Other blood tests may also be helpful in the diagnosis of PBC. For example, serum immunoglobulin M (IgM) is frequently elevated. Also, just about all patients with cholestasis develop increased cholesterol levels (as noted previously), and some also develop elevated triglycerides. Moreover, testing the levels of these fats (lipids) can identify patients who might form cholesterol deposits in the skin or nerves. (See the section on xanthomas above.)

AMA are detectable in the serum in 95 to 98% of patients with PBC, as noted earlier. The most economical test for AMA applies diluted samples of a patient's serum onto tissue sections from rat stomach or kidney in the laboratory. (Remember that the mitochondria are present in all cells, not just the cells of the liver and bile ducts.) Serum antibodies that attach (bind) to mitochondrial membranes within the tissue cells can then be observed with a microscope. The most dilute sample of serum showing this binding reaction is reported, using the term titer. The titer indicates the most dilute serum sample that reacts with the tissue mitochondria. A higher titer means there is a greater amount of AMA in the serum.

The AMA titers in PBC are almost universally greater than or equal to 1 to 40. This means that a serum sample diluted with 40 times its original volume still contains enough antimitochondrial antibodies to be detected in the binding reaction. A positive AMA with a titer of at least 1:40 in an adult with an elevated alkaline phosphatase is highly specific for a diagnosis of PBC. The antigen recognized by AMA in patients with PBC is now known to be PDC-E2 and is also often referred to as the M2 antigen, as discussed earlier. So, newly developed tests for antibodies that bind to PDC-E2 are more specific and are now available to confirm the diagnosis of PBC.

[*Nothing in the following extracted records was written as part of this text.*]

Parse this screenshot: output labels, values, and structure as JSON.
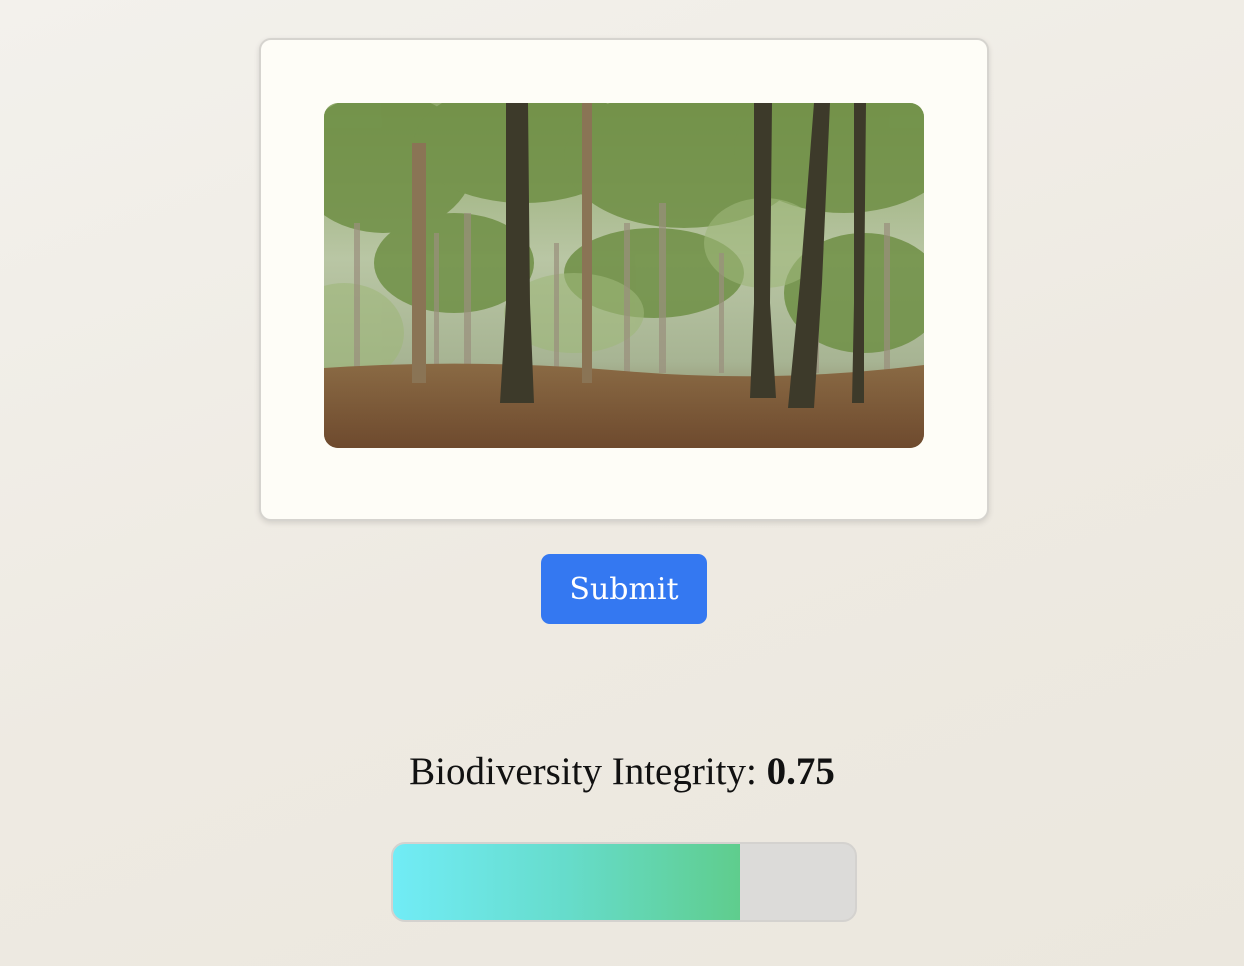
{
  "submit": {
    "label": "Submit"
  },
  "result": {
    "label": "Biodiversity Integrity: ",
    "value": "0.75",
    "progress_fraction": 0.75
  },
  "image": {
    "subject": "forest-photo"
  },
  "colors": {
    "button": "#3478f1",
    "bar_start": "#71ecf6",
    "bar_end": "#5fcd8d",
    "bar_track": "#dcdbd9"
  }
}
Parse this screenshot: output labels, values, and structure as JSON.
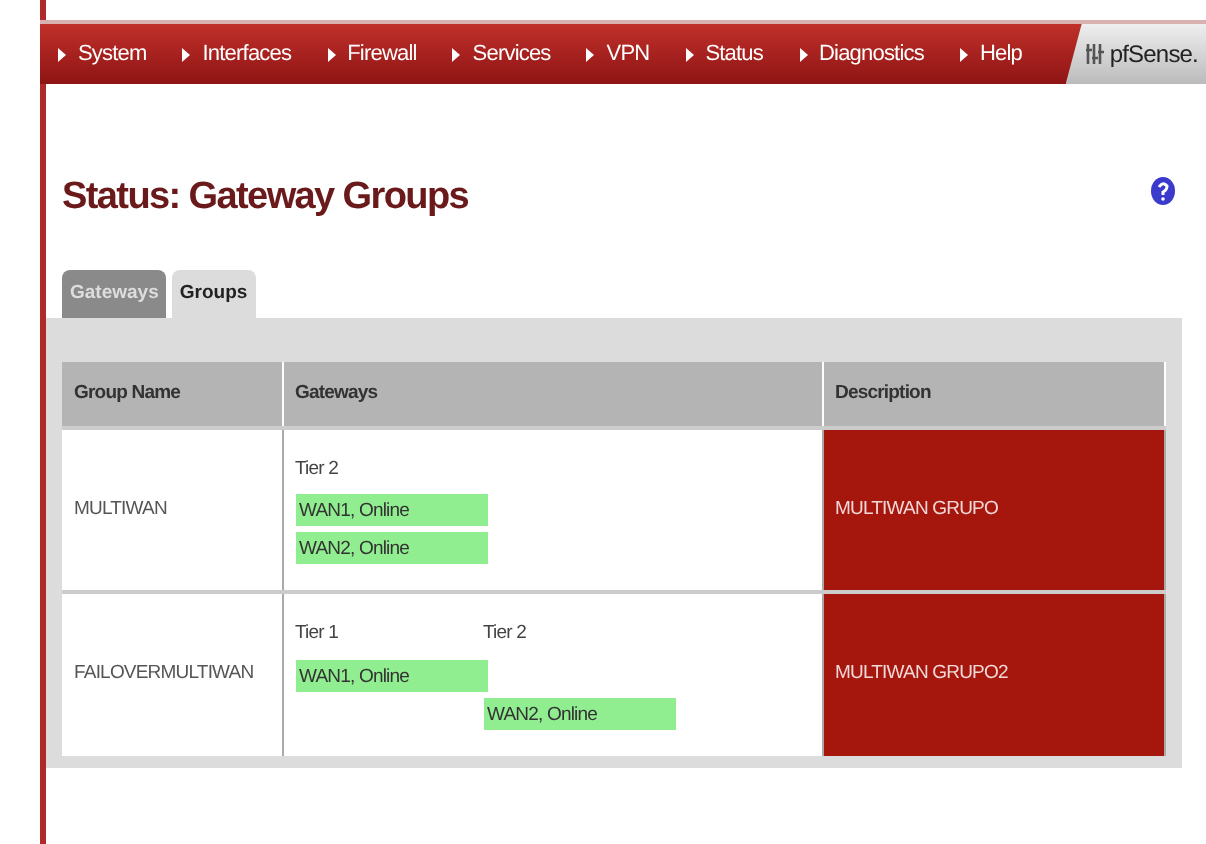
{
  "nav": {
    "items": [
      "System",
      "Interfaces",
      "Firewall",
      "Services",
      "VPN",
      "Status",
      "Diagnostics",
      "Help"
    ],
    "logo": "pfSense."
  },
  "page": {
    "title": "Status: Gateway Groups"
  },
  "tabs": [
    {
      "label": "Gateways",
      "selected": false
    },
    {
      "label": "Groups",
      "selected": true
    }
  ],
  "table": {
    "columns": [
      "Group Name",
      "Gateways",
      "Description"
    ],
    "rows": [
      {
        "name": "MULTIWAN",
        "tiers": [
          "Tier 2"
        ],
        "lines": [
          [
            {
              "kind": "status",
              "text": "WAN1, Online"
            }
          ],
          [
            {
              "kind": "status",
              "text": "WAN2, Online"
            }
          ]
        ],
        "description": "MULTIWAN GRUPO"
      },
      {
        "name": "FAILOVERMULTIWAN",
        "tiers": [
          "Tier 1",
          "Tier 2"
        ],
        "lines": [
          [
            {
              "kind": "status",
              "text": "WAN1, Online"
            }
          ],
          [
            {
              "kind": "blank"
            },
            {
              "kind": "status",
              "text": "WAN2, Online"
            }
          ]
        ],
        "description": "MULTIWAN GRUPO2"
      }
    ]
  }
}
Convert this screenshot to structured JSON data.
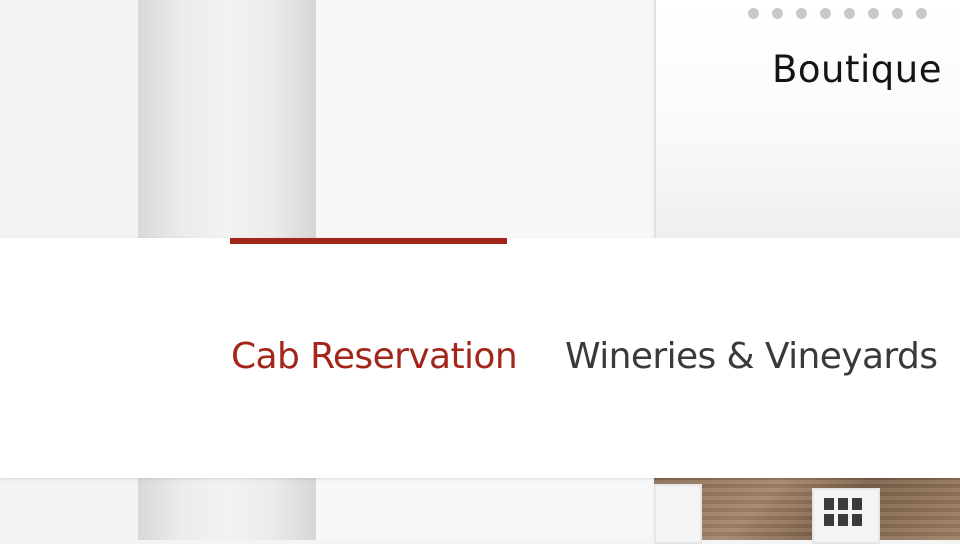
{
  "card": {
    "title": "Boutique",
    "dot_count": 8
  },
  "nav": {
    "tabs": [
      {
        "label": "Cab Reservation",
        "active": true
      },
      {
        "label": "Wineries & Vineyards",
        "active": false
      }
    ],
    "active_color": "#a3261a",
    "inactive_color": "#3a3a3a"
  }
}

It is noteworthy that approximately 20% of patients with AMA also have antinuclear (ANA) and/or anti-smooth muscle (SMA) autoantibodies in their blood. The ANA and SMA are more characteristically found in a disease called chronic autoimmune hepatitis. It turns out that patients who have persistently undetectable AMA but otherwise have clinical, laboratory, and liver biopsy evidence of PBC, all have either ANA or SMA. These patients have been referred to as having AMA-negative PBC, autoimmune cholangiopathy, or autoimmune cholangitis. The natural history, associated diseases, laboratory test abnormalities, and liver pathology are indistinguishable between the AMA-positive and AMA-negative patients. Thus, it seems inappropriate, for now at least, to classify this AMA-negative disease as different from PBC. Accordingly, this situation should be referred to as AMA-negative PBC. Rarely, some other patients appear to concurrently have features of both PBC and chronic autoimmune hepatitis. Such patients are said to have an overlap syndrome.